How Are Rolling Cluster Upgrades Performed With Managed Kubernetes

Automated Rolling Upgrades of Kubernetes Clusters

Managed Kubernetes supports fully automated rolling upgrades to Kubernetes clusters. Upgrades are performed across major versions of Kubernetes, so you can continue leveraging latest Kubernetes features without the hassle of having to upgrade the cluster yourself.

We upgrade nodes in a cluster one at a time, ensuring that the last upgraded node is healthy before upgrading the next. This is called a rolling upgrade, and has the following benefits:

Your applications will not experience downtime during the cluster upgrade, as long as they tolerate the failure of a single node.
Your cluster users and your “Kubernetes-native” applications (i.e., ones that talk to the Kubernetes API server) will be able use the API while worker nodes are being upgraded. In addition, if you have created a multi-master highly available Kubernetes cluster, then your API server will also remain available across upgrades to master nodes. For a single master node cluster, the API server will experience a momentary downtime while the master node is being upgraded.
All nodes in your cluster will remain compatible during the cluster upgrade, despite running different versions of Kubernetes as the upgrade proceeds.

Important Notes & Warnings

To upgrade a node, we first tell Kubernetes not to schedule any further Pods on the node. We then evacuate (drain, in the Kubernetes parlance) existing Pods from the node. Evacuating a node will remove unmanaged Pods (see explanation below) and permanently erase data in emptyDir Volumes (see explanation below).

Managed vs Unmanaged Pods

Pods are the atomic unit of work in Kubernetes.

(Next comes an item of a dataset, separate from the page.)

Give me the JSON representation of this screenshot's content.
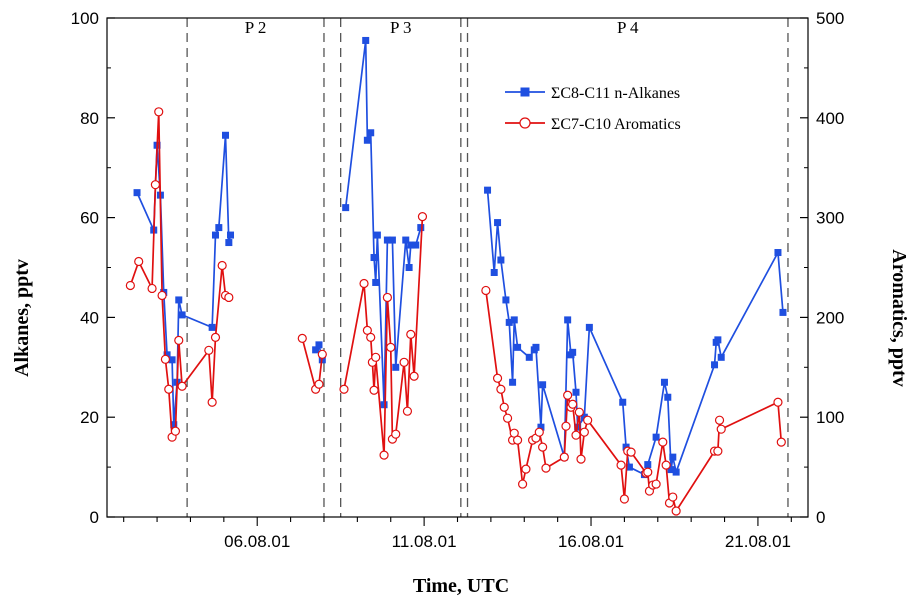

Cluster users deploy Pods that fall into two categories:

Managed Pods

These are Pods that are managed by a ReplicationController,ReplicaSet, Job, or DaemonSet. Containers in Pods managed by a DaemonSet are stopped during the upgrade, but the Pods remain on the node. Pods managed by other controllers are rescheduled by Kubernetes to other nodes as long as resources are available.

Unmanaged Pods

These are Pods that are not managed by any Kubernetes controller. These Pods will be removed from the node during the upgrade and will not be rescheduled by Kubernetes. Note that, if the node fails, these Pods will not be rescheduled by Kubernetes . For that reason, unmanaged Pods should not be used in production, though they are useful for experimenting and debugging.

emptyDir Volumes

Pods have access to persistent storage through Kubernetes Volumes. If your Pod uses an emptyDir Volume, be warned that all data stored in this Volume will be erased when the Pod is removed from the node. This warning applies to any unmanaged Pod as well as all Pods managed by a ReplicationController, ReplicaSet, or Job. Note that, if the node fails, the data on this Volume may be unrecoverable. For the reason, emptyDir Volumes should not be used in production.

Conclusion

Our cluster upgrades enable you to take advantage of the latest Kubernetes improvements and new features while ensuring that many applications experience no downtime, and all cluster users experience minimal downtime of the Kubernetes API. Upgrading a Kubernetes node means evacuating Pods from the node. As a consequence, a limited set of Pods and Volumes are erased.

Following the recommendations above to avoid unmanaged Pods and emptyDir Volumes will make your applications more robust to node failures and also avoid downtime and data loss during cluster upgrades.